Nell’antichità l’importanza del colore era già nota agli egiziani, agli arabi, ai cinesi, ai persiani e ai peruviani. Gli egiziani ritenevano, per esempio, che il blu, il giallo ed il rosso fossero le forze che modellavano rispettivamente la mente, il fisico e lo spirito dell’uomo e somministravano agli ammalati acqua solarizzata a scopo terapeutico.

L’acqua solarizzata è dell’acqua biologicamente pura, chiusa in un contenitore di vetro trasparente ed esposta per circa un’ora ad una fonte luminosa di colore, che varia a seconda dei risultati che si vogliono raggiungere e dei disturbi da risolvere. Essa è ancora oggi adoperata dalla cromoterapia e può essere bevuta direttamente o utilizzata per risciacqui, collutori e impacchi.

La cromoterapia prescrive, a seconda dei differenti problemi fisici e mentali, bagni di luce colorata e la somministrazione di acqua solarizzata dei differenti colori. Con questi bagni di colore il paziente viene irradiato su tutto il corpo con un determinato colore a seconda del problema che desidera curare. La sorgente luminosa è abitualmente rappresentata da una lampadina colorata a medio voltaggio (25/60 Watt). Il bagno di colore viene eseguito quotidianamente, di mattina per i colori caldi (rosso, arancio, giallo) e di sera per i colori freddi (blu, indaco, violetto). La durata dell’irradiazione esige circa 30 minuti per i colori caldi e pressappoco 40 minuti per i colori freddi.

I colori fondamentali utilizzati da questa tecnica terapeutica sono sette: rosso, arancio, giallo, verde, indaco, violetto e blu. Il rosso e il blu svolgono però un ruolo primario.

Il rosso, infatti, è il colore dell’energia vitale. Rappresenta il fuoco, la gioia, ed è collegato anche all’eccitazione sessuale. Si ritiene che stimoli il rilascio di adrenalina ed è indicato nei casi di anemia, impotenza, frigidità, debolezza fisica, scarsa circolazione sanguigna, metabolismo lento, pelle secca e avvizzita, ipotonia, ipotermia, ipotensione, bronchite cronica, tubercolosi, paralisi parziali e totali, raffreddori, mal di gola, tosse cronica, asma, ecc..

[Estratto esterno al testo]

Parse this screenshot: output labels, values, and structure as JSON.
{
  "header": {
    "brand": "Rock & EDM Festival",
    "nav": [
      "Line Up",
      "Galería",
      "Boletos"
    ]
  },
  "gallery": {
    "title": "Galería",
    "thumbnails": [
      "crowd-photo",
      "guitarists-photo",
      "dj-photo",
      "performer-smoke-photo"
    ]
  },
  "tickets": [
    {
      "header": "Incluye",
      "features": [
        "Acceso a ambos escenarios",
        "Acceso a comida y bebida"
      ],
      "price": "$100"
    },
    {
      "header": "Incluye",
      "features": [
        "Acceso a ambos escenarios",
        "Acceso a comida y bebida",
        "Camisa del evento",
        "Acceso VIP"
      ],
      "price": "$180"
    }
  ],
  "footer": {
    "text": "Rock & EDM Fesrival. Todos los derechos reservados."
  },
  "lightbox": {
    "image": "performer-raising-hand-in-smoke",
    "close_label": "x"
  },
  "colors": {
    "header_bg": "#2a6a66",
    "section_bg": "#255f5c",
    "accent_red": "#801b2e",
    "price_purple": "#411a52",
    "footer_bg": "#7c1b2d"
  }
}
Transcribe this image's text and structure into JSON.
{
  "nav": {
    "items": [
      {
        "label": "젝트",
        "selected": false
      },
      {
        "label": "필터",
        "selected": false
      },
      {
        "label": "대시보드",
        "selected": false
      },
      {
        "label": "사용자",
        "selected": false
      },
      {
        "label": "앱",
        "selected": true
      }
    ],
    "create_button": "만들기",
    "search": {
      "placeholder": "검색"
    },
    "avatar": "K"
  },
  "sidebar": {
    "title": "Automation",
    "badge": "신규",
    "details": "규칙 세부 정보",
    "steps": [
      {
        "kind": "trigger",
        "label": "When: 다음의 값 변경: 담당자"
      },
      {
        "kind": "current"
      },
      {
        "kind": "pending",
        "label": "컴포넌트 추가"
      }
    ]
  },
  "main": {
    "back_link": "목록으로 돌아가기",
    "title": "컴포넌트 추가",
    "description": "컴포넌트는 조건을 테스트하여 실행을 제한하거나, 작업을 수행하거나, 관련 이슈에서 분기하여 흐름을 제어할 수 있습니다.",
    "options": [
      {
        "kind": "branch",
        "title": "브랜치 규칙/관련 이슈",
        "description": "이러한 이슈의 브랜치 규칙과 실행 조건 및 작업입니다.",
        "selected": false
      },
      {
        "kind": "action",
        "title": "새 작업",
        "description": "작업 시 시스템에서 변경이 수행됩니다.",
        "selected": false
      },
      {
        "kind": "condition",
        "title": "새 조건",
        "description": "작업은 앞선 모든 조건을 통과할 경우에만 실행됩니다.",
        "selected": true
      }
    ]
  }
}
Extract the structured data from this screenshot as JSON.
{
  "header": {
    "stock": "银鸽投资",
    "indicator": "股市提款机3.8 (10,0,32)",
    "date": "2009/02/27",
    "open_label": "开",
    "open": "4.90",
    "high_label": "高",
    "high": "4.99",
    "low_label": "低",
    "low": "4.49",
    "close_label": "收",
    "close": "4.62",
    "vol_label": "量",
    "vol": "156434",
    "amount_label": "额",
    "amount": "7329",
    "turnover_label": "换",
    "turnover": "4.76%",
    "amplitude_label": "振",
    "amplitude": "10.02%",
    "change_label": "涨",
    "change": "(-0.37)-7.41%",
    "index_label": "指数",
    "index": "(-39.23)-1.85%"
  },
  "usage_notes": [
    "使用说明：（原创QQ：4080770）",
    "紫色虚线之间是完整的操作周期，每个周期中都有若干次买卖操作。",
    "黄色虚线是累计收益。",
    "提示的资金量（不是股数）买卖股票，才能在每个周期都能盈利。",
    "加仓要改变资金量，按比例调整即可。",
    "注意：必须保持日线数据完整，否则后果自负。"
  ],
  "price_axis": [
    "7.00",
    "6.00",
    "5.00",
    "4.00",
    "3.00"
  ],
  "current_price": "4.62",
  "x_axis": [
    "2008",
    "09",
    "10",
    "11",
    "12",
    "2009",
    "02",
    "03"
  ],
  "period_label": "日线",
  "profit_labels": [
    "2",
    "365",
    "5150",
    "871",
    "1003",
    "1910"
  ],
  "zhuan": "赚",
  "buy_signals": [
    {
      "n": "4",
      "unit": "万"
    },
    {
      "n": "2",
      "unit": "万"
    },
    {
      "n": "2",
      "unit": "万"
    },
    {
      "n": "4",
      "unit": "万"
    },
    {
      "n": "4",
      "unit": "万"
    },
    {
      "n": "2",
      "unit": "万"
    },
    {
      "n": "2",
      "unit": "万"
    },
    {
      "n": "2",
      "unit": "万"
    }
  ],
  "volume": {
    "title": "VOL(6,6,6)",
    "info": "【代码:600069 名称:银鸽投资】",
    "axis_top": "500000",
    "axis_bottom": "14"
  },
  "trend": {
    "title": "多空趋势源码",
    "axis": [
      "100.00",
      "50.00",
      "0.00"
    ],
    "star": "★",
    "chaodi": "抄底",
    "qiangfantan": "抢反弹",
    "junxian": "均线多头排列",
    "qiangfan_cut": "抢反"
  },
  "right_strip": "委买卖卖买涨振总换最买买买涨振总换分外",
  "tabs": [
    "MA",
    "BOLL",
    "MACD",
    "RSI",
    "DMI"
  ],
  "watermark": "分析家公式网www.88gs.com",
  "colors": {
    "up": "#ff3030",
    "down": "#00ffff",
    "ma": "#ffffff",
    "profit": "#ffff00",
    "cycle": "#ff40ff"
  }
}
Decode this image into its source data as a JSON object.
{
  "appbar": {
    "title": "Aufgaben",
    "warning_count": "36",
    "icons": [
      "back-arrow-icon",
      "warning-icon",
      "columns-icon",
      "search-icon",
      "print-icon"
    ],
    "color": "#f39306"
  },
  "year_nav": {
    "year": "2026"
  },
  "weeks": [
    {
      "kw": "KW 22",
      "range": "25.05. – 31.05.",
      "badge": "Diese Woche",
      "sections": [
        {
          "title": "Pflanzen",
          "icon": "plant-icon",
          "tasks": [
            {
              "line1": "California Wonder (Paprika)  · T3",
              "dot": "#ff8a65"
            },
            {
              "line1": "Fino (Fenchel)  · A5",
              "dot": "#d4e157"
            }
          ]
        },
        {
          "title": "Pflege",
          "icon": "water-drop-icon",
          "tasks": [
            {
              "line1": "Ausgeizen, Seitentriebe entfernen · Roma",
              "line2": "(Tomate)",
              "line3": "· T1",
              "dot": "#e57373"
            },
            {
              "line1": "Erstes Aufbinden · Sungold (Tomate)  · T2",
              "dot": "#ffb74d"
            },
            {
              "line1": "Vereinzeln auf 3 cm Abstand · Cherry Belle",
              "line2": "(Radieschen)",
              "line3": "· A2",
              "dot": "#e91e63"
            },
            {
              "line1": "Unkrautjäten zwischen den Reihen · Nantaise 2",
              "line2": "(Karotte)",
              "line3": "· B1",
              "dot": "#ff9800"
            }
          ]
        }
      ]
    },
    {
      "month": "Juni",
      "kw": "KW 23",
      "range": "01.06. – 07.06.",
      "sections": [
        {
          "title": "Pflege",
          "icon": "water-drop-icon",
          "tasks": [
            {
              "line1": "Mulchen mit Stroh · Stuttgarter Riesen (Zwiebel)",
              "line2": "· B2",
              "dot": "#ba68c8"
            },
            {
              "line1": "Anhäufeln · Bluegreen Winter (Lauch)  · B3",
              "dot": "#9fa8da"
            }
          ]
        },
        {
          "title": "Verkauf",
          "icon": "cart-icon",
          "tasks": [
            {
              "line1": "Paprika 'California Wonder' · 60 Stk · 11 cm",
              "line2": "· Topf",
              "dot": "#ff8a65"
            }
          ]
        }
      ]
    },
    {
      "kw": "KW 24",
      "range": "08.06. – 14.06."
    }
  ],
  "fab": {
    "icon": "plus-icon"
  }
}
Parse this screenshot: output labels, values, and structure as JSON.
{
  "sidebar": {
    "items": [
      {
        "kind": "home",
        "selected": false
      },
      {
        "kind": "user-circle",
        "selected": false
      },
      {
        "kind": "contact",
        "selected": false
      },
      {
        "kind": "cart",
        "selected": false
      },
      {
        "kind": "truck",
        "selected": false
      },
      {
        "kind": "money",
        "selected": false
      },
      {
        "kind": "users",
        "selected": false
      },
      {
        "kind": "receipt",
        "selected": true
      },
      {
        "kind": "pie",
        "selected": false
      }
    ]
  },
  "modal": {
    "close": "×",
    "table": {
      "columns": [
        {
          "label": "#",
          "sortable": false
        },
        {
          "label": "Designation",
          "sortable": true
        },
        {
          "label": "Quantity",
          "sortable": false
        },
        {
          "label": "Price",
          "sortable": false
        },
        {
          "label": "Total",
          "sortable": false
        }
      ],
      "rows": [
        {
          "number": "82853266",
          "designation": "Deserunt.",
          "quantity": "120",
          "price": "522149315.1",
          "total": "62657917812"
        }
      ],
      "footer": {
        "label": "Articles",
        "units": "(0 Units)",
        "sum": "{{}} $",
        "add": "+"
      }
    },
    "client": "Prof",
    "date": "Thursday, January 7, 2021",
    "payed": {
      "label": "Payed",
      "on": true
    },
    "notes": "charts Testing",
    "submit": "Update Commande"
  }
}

Il blu, invece, è il colore della serenità, della sensibilità e della profondità interiore, purifica e stimola la meditazione. È un colore freddo ed i suoi raggi di luce colorata (come anche i verdi), hanno un effetto tranquillante e sono utilissimi nei casi di insonnia, stress, irritabilità e infiammazioni. Ha proprietà anestetizzanti e disinfettanti e cura anche i neonati affetti da itterizia. Inoltre il blu è indicato anche nei casi di epilessia, dolori acuti, febbri, laringiti acute, congiuntivite, coliti, raucedine, isteria, palpitazioni, reumatismo acuto, coliche intestinali, dolori mestruali e così via.